Cada vez que enfatizaba un punto importante, Clarissa llevaba el pulgar al borde de la hoja y lo presionaba ligeramente. Un movimiento inconsciente.

Exactamente igual.

El recuerdo lo golpeó sin aviso.

Una mesa pequeña.

Una copa de margarita.

Una mujer inclinándose hacia él, hablando con pasión de sus planes, con esa misma seguridad serena.

Oliver sintió un estremecimiento.

—Clarissa —la interrumpió.

Ella alzó la mirada.

—Perdón, señor Ferlan.

—No —dijo él, suavizando el tono—. Continúe.

Pero ya no escuchaba igual.

Esperaba.

Y entonces sucedió.

—…no se trata solo de vender —dijo ella—, sino de conectar. De contar una historia honesta.

Honesta.

Esa palabra.

Así la había dicho aquella mujer esa noche.

Con la misma pausa breve.

Con la misma convicción.

Oliver apoyó la espalda en la silla, intentando mantener el control de su expresión.

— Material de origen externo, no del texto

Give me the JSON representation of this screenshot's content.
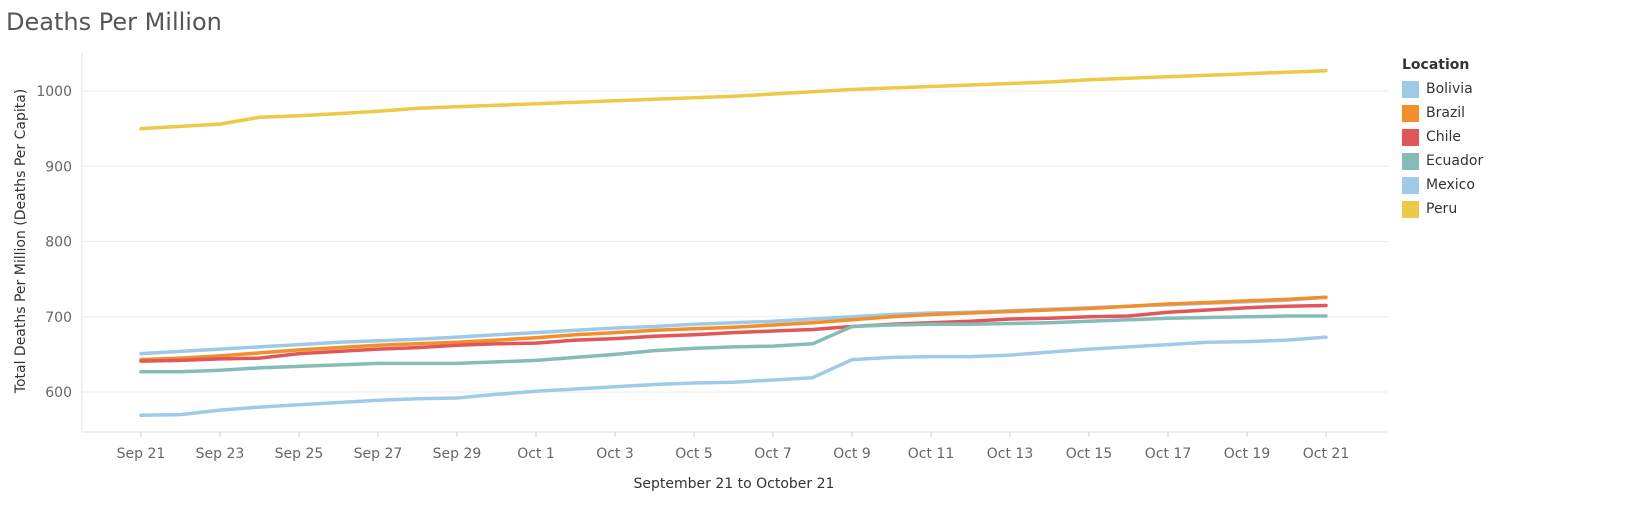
{
  "chart_data": {
    "type": "line",
    "title": "Deaths Per Million",
    "xlabel": "September 21 to October 21",
    "ylabel": "Total Deaths Per Million (Deaths Per Capita)",
    "ylim": [
      550,
      1050
    ],
    "yticks": [
      600,
      700,
      800,
      900,
      1000
    ],
    "x": [
      "Sep 21",
      "Sep 22",
      "Sep 23",
      "Sep 24",
      "Sep 25",
      "Sep 26",
      "Sep 27",
      "Sep 28",
      "Sep 29",
      "Sep 30",
      "Oct 1",
      "Oct 2",
      "Oct 3",
      "Oct 4",
      "Oct 5",
      "Oct 6",
      "Oct 7",
      "Oct 8",
      "Oct 9",
      "Oct 10",
      "Oct 11",
      "Oct 12",
      "Oct 13",
      "Oct 14",
      "Oct 15",
      "Oct 16",
      "Oct 17",
      "Oct 18",
      "Oct 19",
      "Oct 20",
      "Oct 21"
    ],
    "xtick_labels": [
      "Sep 21",
      "Sep 23",
      "Sep 25",
      "Sep 27",
      "Sep 29",
      "Oct 1",
      "Oct 3",
      "Oct 5",
      "Oct 7",
      "Oct 9",
      "Oct 11",
      "Oct 13",
      "Oct 15",
      "Oct 17",
      "Oct 19",
      "Oct 21"
    ],
    "grid": true,
    "legend_title": "Location",
    "legend_position": "right",
    "series": [
      {
        "name": "Bolivia",
        "color": "#9fcae6",
        "values": [
          651,
          654,
          657,
          660,
          663,
          666,
          668,
          670,
          673,
          676,
          679,
          682,
          685,
          687,
          690,
          692,
          694,
          697,
          700,
          703,
          705,
          706,
          708,
          710,
          712,
          714,
          716,
          718,
          720,
          722,
          726
        ]
      },
      {
        "name": "Brazil",
        "color": "#f28e2b",
        "values": [
          643,
          645,
          648,
          652,
          656,
          659,
          662,
          664,
          666,
          669,
          672,
          676,
          679,
          682,
          684,
          686,
          689,
          692,
          696,
          700,
          703,
          705,
          707,
          709,
          711,
          714,
          717,
          719,
          721,
          723,
          726
        ]
      },
      {
        "name": "Chile",
        "color": "#e15759",
        "values": [
          641,
          642,
          644,
          645,
          651,
          654,
          657,
          659,
          662,
          664,
          665,
          669,
          671,
          674,
          676,
          679,
          681,
          683,
          687,
          690,
          692,
          694,
          697,
          698,
          700,
          701,
          706,
          709,
          712,
          714,
          715
        ]
      },
      {
        "name": "Ecuador",
        "color": "#86bcb6",
        "values": [
          627,
          627,
          629,
          632,
          634,
          636,
          638,
          638,
          638,
          640,
          642,
          646,
          650,
          655,
          658,
          660,
          661,
          664,
          687,
          689,
          690,
          690,
          691,
          692,
          694,
          696,
          698,
          699,
          700,
          701,
          701
        ]
      },
      {
        "name": "Mexico",
        "color": "#a0cbe8",
        "values": [
          569,
          570,
          576,
          580,
          583,
          586,
          589,
          591,
          592,
          597,
          601,
          604,
          607,
          610,
          612,
          613,
          616,
          619,
          643,
          646,
          647,
          647,
          649,
          653,
          657,
          660,
          663,
          666,
          667,
          669,
          673
        ]
      },
      {
        "name": "Peru",
        "color": "#edc948",
        "values": [
          950,
          953,
          956,
          965,
          967,
          970,
          973,
          977,
          979,
          981,
          983,
          985,
          987,
          989,
          991,
          993,
          996,
          999,
          1002,
          1004,
          1006,
          1008,
          1010,
          1012,
          1015,
          1017,
          1019,
          1021,
          1023,
          1025,
          1027
        ]
      }
    ]
  }
}
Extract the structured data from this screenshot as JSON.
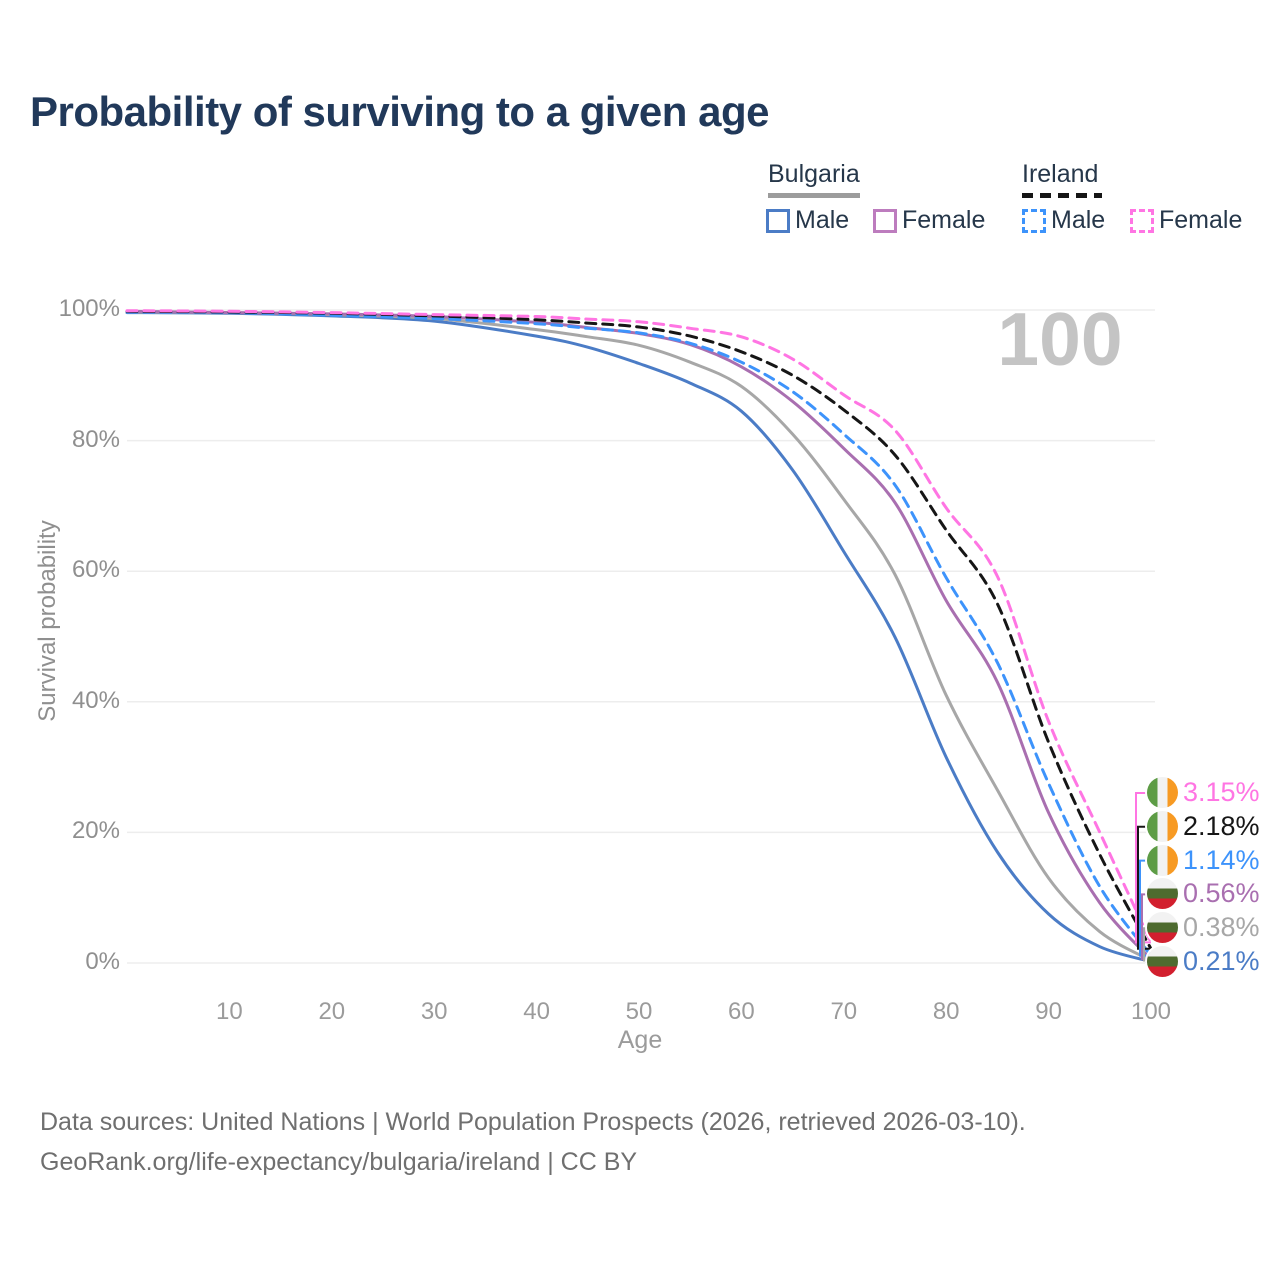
{
  "title": "Probability of surviving to a given age",
  "hover": {
    "age_label": "100"
  },
  "legend": {
    "groups": [
      {
        "country": "Bulgaria",
        "line_style": "solid",
        "line_color": "#9c9c9c",
        "items": [
          {
            "label": "Male",
            "color": "#4b7cc6",
            "style": "solid"
          },
          {
            "label": "Female",
            "color": "#bd7cbe",
            "style": "solid"
          }
        ]
      },
      {
        "country": "Ireland",
        "line_style": "dashed",
        "line_color": "#151515",
        "items": [
          {
            "label": "Male",
            "color": "#3d93fb",
            "style": "dashed"
          },
          {
            "label": "Female",
            "color": "#ff75e3",
            "style": "dashed"
          }
        ]
      }
    ]
  },
  "chart_data": {
    "type": "line",
    "title": "Probability of surviving to a given age",
    "xlabel": "Age",
    "ylabel": "Survival probability",
    "xlim": [
      0,
      100
    ],
    "ylim": [
      0,
      100
    ],
    "grid": "horizontal",
    "x_ticks": [
      10,
      20,
      30,
      40,
      50,
      60,
      70,
      80,
      90,
      100
    ],
    "y_ticks": [
      0,
      20,
      40,
      60,
      80,
      100
    ],
    "y_tick_suffix": "%",
    "legend_position": "top-right",
    "x": [
      0,
      10,
      20,
      30,
      40,
      45,
      50,
      55,
      60,
      65,
      70,
      75,
      80,
      85,
      90,
      95,
      100
    ],
    "series": [
      {
        "name": "Bulgaria Male",
        "country": "Bulgaria",
        "sex": "Male",
        "style": "solid",
        "color": "#4b7cc6",
        "flag": "bulgaria",
        "end_label": "0.21%",
        "values": [
          99.6,
          99.5,
          99.1,
          98.3,
          96.0,
          94.3,
          91.8,
          88.8,
          84.5,
          75.5,
          63.0,
          49.9,
          31.5,
          17.0,
          7.5,
          2.5,
          0.21
        ]
      },
      {
        "name": "Bulgaria Both sexes",
        "country": "Bulgaria",
        "sex": "Both",
        "style": "solid",
        "color": "#a7a7a7",
        "flag": "bulgaria",
        "end_label": "0.38%",
        "values": [
          99.7,
          99.6,
          99.3,
          98.7,
          97.0,
          95.9,
          94.6,
          92.0,
          88.3,
          81.0,
          71.0,
          59.5,
          41.0,
          26.5,
          13.0,
          4.8,
          0.38
        ]
      },
      {
        "name": "Bulgaria Female",
        "country": "Bulgaria",
        "sex": "Female",
        "style": "solid",
        "color": "#a96fb0",
        "flag": "bulgaria",
        "end_label": "0.56%",
        "values": [
          99.8,
          99.6,
          99.4,
          99.0,
          98.1,
          97.3,
          96.4,
          94.7,
          91.3,
          86.0,
          78.8,
          70.5,
          55.5,
          43.0,
          23.0,
          9.2,
          0.56
        ]
      },
      {
        "name": "Ireland Male",
        "country": "Ireland",
        "sex": "Male",
        "style": "dashed",
        "color": "#3d93fb",
        "flag": "ireland",
        "end_label": "1.14%",
        "values": [
          99.7,
          99.6,
          99.2,
          98.7,
          97.9,
          97.2,
          96.5,
          94.9,
          92.0,
          87.5,
          81.0,
          73.2,
          59.0,
          46.0,
          27.5,
          11.7,
          1.14
        ]
      },
      {
        "name": "Ireland Both sexes",
        "country": "Ireland",
        "sex": "Both",
        "style": "dashed",
        "color": "#161616",
        "flag": "ireland",
        "end_label": "2.18%",
        "values": [
          99.8,
          99.7,
          99.5,
          99.1,
          98.5,
          98.0,
          97.4,
          96.0,
          93.6,
          90.0,
          84.7,
          77.8,
          66.3,
          55.0,
          33.8,
          16.6,
          2.18
        ]
      },
      {
        "name": "Ireland Female",
        "country": "Ireland",
        "sex": "Female",
        "style": "dashed",
        "color": "#ff75e3",
        "flag": "ireland",
        "end_label": "3.15%",
        "values": [
          99.9,
          99.8,
          99.6,
          99.3,
          99.0,
          98.6,
          98.2,
          97.2,
          95.9,
          92.5,
          87.0,
          81.6,
          69.7,
          59.2,
          37.0,
          20.0,
          3.15
        ]
      }
    ]
  },
  "footer": {
    "line1": "Data sources: United Nations | World Population Prospects (2026, retrieved 2026-03-10).",
    "line2": "GeoRank.org/life-expectancy/bulgaria/ireland | CC BY"
  }
}
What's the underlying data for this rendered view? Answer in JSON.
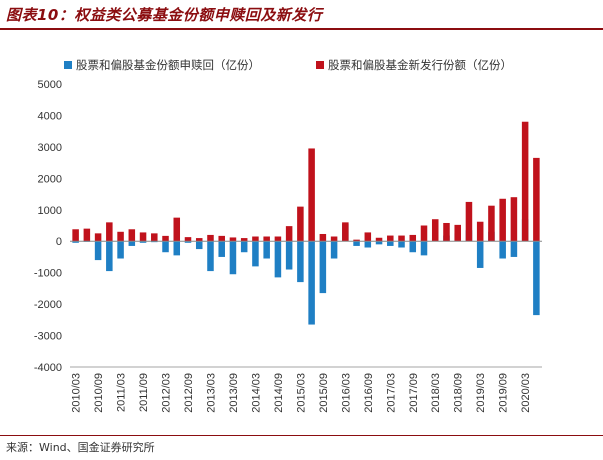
{
  "title": "图表10：权益类公募基金份额申赎回及新发行",
  "source": "来源：Wind、国金证券研究所",
  "colors": {
    "redemption": "#1f7fc4",
    "issuance": "#c0121c",
    "axis": "#888888",
    "text": "#333333"
  },
  "chart_data": {
    "type": "bar",
    "title": "图表10：权益类公募基金份额申赎回及新发行",
    "xlabel": "",
    "ylabel": "",
    "ylim": [
      -4000,
      5000
    ],
    "yticks": [
      -4000,
      -3000,
      -2000,
      -1000,
      0,
      1000,
      2000,
      3000,
      4000,
      5000
    ],
    "legend_position": "top",
    "x_tick_labels": [
      "2010/03",
      "2010/09",
      "2011/03",
      "2011/09",
      "2012/03",
      "2012/09",
      "2013/03",
      "2013/09",
      "2014/03",
      "2014/09",
      "2015/03",
      "2015/09",
      "2016/03",
      "2016/09",
      "2017/03",
      "2017/09",
      "2018/03",
      "2018/09",
      "2019/03",
      "2019/09",
      "2020/03"
    ],
    "categories": [
      "2010/03",
      "2010/06",
      "2010/09",
      "2010/12",
      "2011/03",
      "2011/06",
      "2011/09",
      "2011/12",
      "2012/03",
      "2012/06",
      "2012/09",
      "2012/12",
      "2013/03",
      "2013/06",
      "2013/09",
      "2013/12",
      "2014/03",
      "2014/06",
      "2014/09",
      "2014/12",
      "2015/03",
      "2015/06",
      "2015/09",
      "2015/12",
      "2016/03",
      "2016/06",
      "2016/09",
      "2016/12",
      "2017/03",
      "2017/06",
      "2017/09",
      "2017/12",
      "2018/03",
      "2018/06",
      "2018/09",
      "2018/12",
      "2019/03",
      "2019/06",
      "2019/09",
      "2019/12",
      "2020/03",
      "2020/06"
    ],
    "series": [
      {
        "name": "股票和偏股基金份额申赎回（亿份）",
        "color": "#1f7fc4",
        "values": [
          -50,
          -20,
          -600,
          -950,
          -550,
          -150,
          -50,
          -30,
          -350,
          -450,
          -50,
          -250,
          -950,
          -500,
          -1050,
          -350,
          -800,
          -550,
          -1150,
          -900,
          -1300,
          -2650,
          -1650,
          -550,
          550,
          -150,
          -200,
          -100,
          -150,
          -200,
          -350,
          -450,
          80,
          180,
          250,
          350,
          -850,
          300,
          -550,
          -500,
          700,
          -2350
        ]
      },
      {
        "name": "股票和偏股基金新发行份额（亿份）",
        "color": "#c0121c",
        "values": [
          380,
          400,
          250,
          600,
          300,
          380,
          280,
          250,
          170,
          750,
          130,
          100,
          200,
          170,
          120,
          100,
          150,
          150,
          150,
          480,
          1100,
          2950,
          230,
          150,
          600,
          50,
          280,
          110,
          180,
          180,
          200,
          500,
          700,
          580,
          520,
          1250,
          620,
          1130,
          1350,
          1400,
          3800,
          2650
        ]
      }
    ]
  }
}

—Usted habla de esto como si fuera personal —comentó.

Clarissa dudó apenas un segundo.

—Lo es —respondió—. Creo que el trabajo bien hecho siempre tiene algo personal.

Oliver sostuvo su mirada más tiempo del necesario.

—Interesante punto de vista.

El silencio se alargó.

Clarissa cerró la carpeta con cuidado.

—¿Hay algo más que quiera que revise?

Oliver no respondió de inmediato.

La observó. La forma en que respiraba. La línea de su cuello. La compostura impecable que parecía construida sobre algo más profundo.

Se levantó y caminó hasta el ventanal, dándole la espalda.

—Su propuesta me parece sólida —continuó—. Quiero que lidere la implementación.

Clarissa se puso de pie también.

—Gracias por la confianza.

—Gracias a usted —dijo él, girándose de nuevo—. Puede retirarse.

Clarissa salió con pasos controlados, sin mirar atrás.